Nipping it in the bud. As soon as I notice the first steps on the slippery slope, then stop. Distract myself. Do something else. Put it on a different track before it goes to the next step.
Organizing my life so I have attractive alternatives easily available, avoid exposure to triggers of the addiction, and limit/eliminate access to whatever I am addicted to.
Making a detailed list of concrete effects of the addiction, both benefits and drawbacks. And also benefits and drawbacks of not having the addiction.
Getting help and support from others. For instance, at agreed upon times, I can report and be accountable to others who will hold me to my plans.
The following belongs to the beginning of this post, but as I just thought of it, I’ll include it here instead.
I should probably clarify how I used the word “addiction”.

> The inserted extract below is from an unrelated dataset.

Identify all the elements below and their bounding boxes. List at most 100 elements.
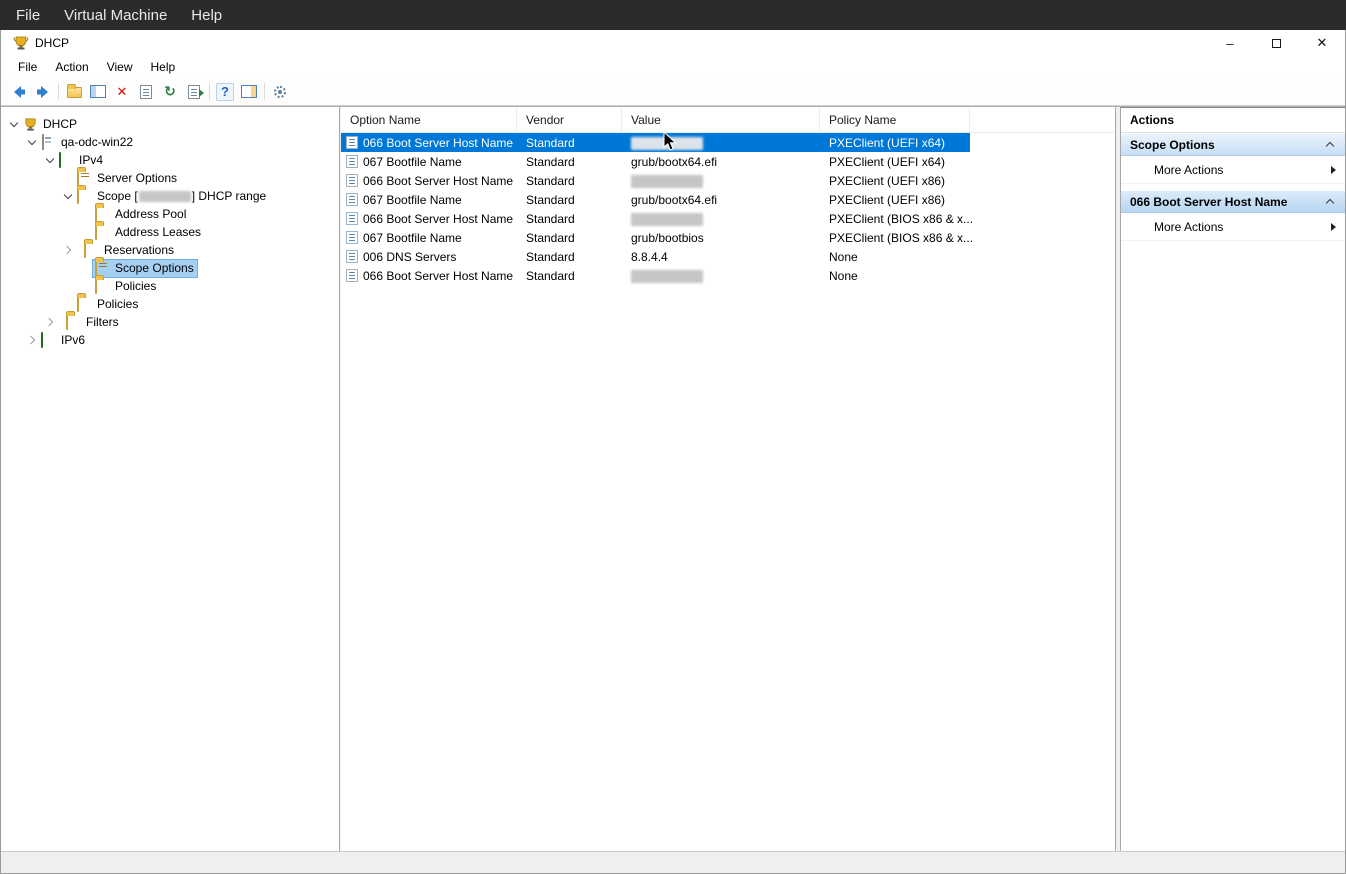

Addiction is here used in a very broad sense, but it is also specific. As soon as there is a belief, there is a should. And as soon as there is a should, there is an addictive impulse. There is a sense that something should or have to be a certain way.
As mentioned above, beliefs create three types of addictive impulses: When there is a belief, there is an addiction to that story as true. There is addiction in the form of the should that comes with the belief. And the stress from the discrepancy between should and is may eventually lead to addictions in the conventional sense.
Note: When it comes to food cravings, and some other cravings as well, I notice they are fueled by nutrient “holes” as well. When I eat nutritious and balanced food, low on the food chain, and also add other essentials such as raw cocoa drinks w. cinnamon, cod liver oil, and a few herbs (rhodiola, eleuthero), the cravings tend to fall away. My body is satisfied. But if I eat less well, there is definitely a tendency to – very understandably – crave “quick fixes” such as sugar and fats. It’s the body’s way to try to repair the deficiencies as quickly as possible. So for me, food cravings is a reminder to take my herbs, drink cod liver oil, and eat more richly nutritious food. And that does satisfy the cravings in a deep way, also mentally.
– a first-aid technique, but can also bring lasting habitual changes (so transform into something long lasting)
– addiction = belief, and comes in degrees – strong, weak, medium (core, peripheral, middle ground – very hot, mild, hot)
– core addiction/belief: “I”, and then “me”, and then cherished beliefs in daily life
– belief: filter/act as if is true, addicted to the belief + addiction comes out in other ways as well, depending on the belief and circumstances (the ways life rub up against it, the friction)
– addiction 1: I need people to accept me > addicted to people accepting (and the behaviors I think will lead to it)
– addiction 2: Friction between shoulds and is > stress > emotion regulation (try to feel better, distract myself, etc.)
– strategies: 1. identify + inquire into beliefs 2. identify need, meet another more fulfilling way 3. first-aid techniques
- addictions and reversals
- addictive tendency of any type
- beliefs, inquire into
- notice what want from it, and find other ways to get it
- explore effects (what like + neutral + don’t like)
- emphasize/visualize what is neutral + don’t like about it (find creative and vivid ways)
- seek out aspects of it that don’t like
- overdo it
- unattractive aspects
- seek out aspects of it that don’t like
- nip it in the bud (aware of earliest signs, then go different direction)
- visualize desired outcome
- finding support
- just sitting/open awareness – allow any experience as is, including impulses/cravings – notice, allow to come and go
- stable attention – self-regulation, strengthen ability to not follow impulses
- heart centered – compassion for self/others, kindness
- in general, increase satisfaction + find meaning, align life with values
- also, recognize that any belief gives an addictive tendency
- so this approach too, invites in healing and maturing as who we are, and invites what we are to notice itself – it runs through all levels of who and what we are
Any belief creates an addictive tendency.
I believe a story. There is a “should” in it, directed at myself, others or life. And in that should, is an addictive tendency.